The visuals are not the only engaging feature of this movie. The plot is well crafted and takes you on many twists and turns. I will say this: the major twist is pretty fucked up. In fact, all the characters (including Jimmy Stewart) are pretty fucked up. Maybe not in an Oldboy fucked up kind of way but still fucked up nonetheless. I just used the words ‘fucked up’ quite a lot but I thought it was necessary considering that those two words are scrawled over my notes repeatedly. Although many might find the story to be quite tame by today’s standards, I thought that the movie had a brilliant simplicity to it. It wasn’t difficult to follow but it gave me enough to think about. In that regard, Hitchcock truly was a master of suspense. He was able to give the audience just enough to keep them guessing but didn’t confuse them too much. Then, all of sudden, the twist hits you and it all falls in to place. It’s story telling at its most spectacular.
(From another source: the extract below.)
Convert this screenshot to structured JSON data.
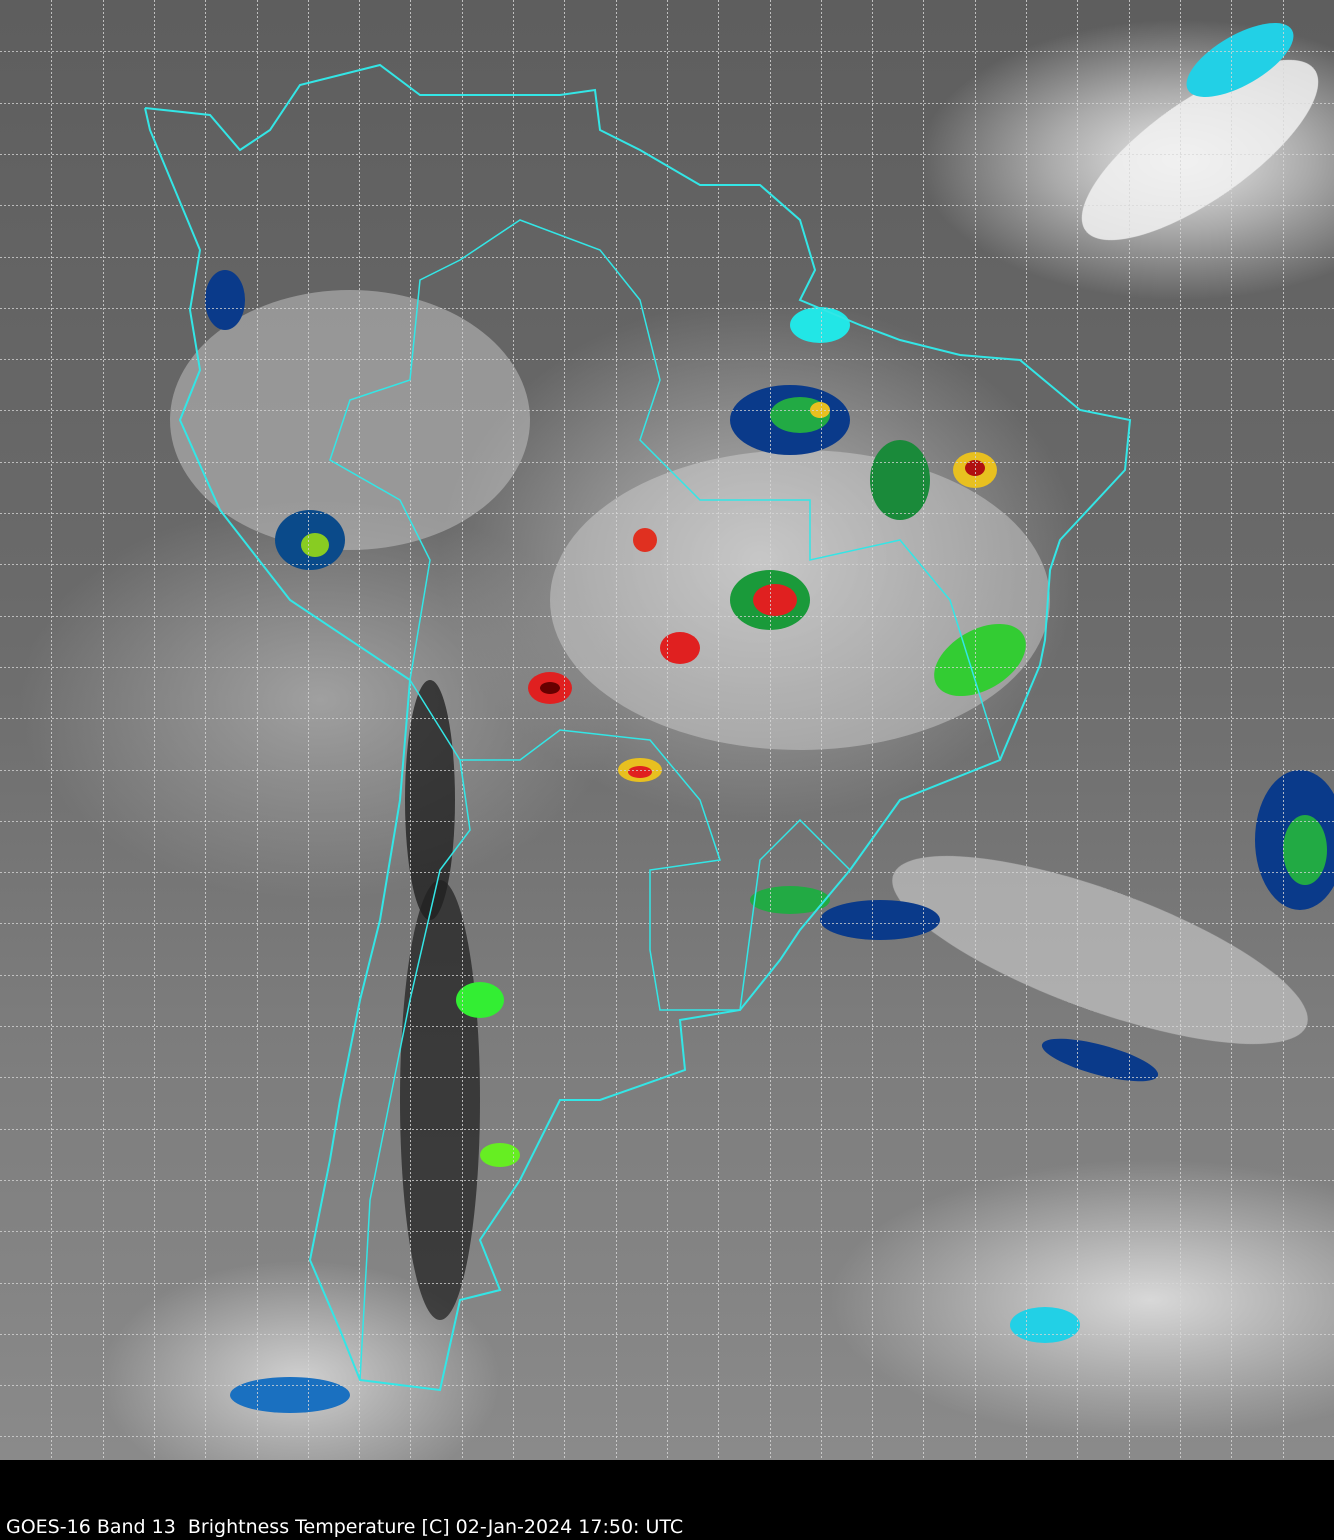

Of course, the film is not perfect. At times I felt that there was a tendency for the actors to become a little too melodramatic and sometimes the movie played out more like a stage play than an actual movie. However, these criticisms are minor and do not detract from the fact that this is an amazing piece of cinema that everybody should watch.
- The scene where we are introduced to Kim Novak’s character is one of the best things I have ever seen in a movie. The music, the color, the camera work is just beautiful. I ended up watching it about 4 times.
- The film’s use of light and shadow to disorientate the viewer by creating misleading levels of depth was inspired.
- Gorgeous scenery and an intriguing story.
- Kim Novak’s eyebrows. Actually, at times I wanted to punch her catlike face. It’s a shame because it was distracting me from the good job she was doing with the acting.
- The kissing scene was horrible, but that’s more to do with censorship at the time the film was made than anything done by the actors or director.
Vertigo should be mandatory viewing for film students and film enthusiasts in general. It’s not perfect but it is damn close. The movie itself is quite long so I’d recommend seeing this by yourself as you might get fidgety and restless if you’re with a group. With respect to strains, you will need one that is heavy on sativa. That way you are fully susceptible to Hitchcock’s manipulation, thus ensuring a wonderful cinematic experience.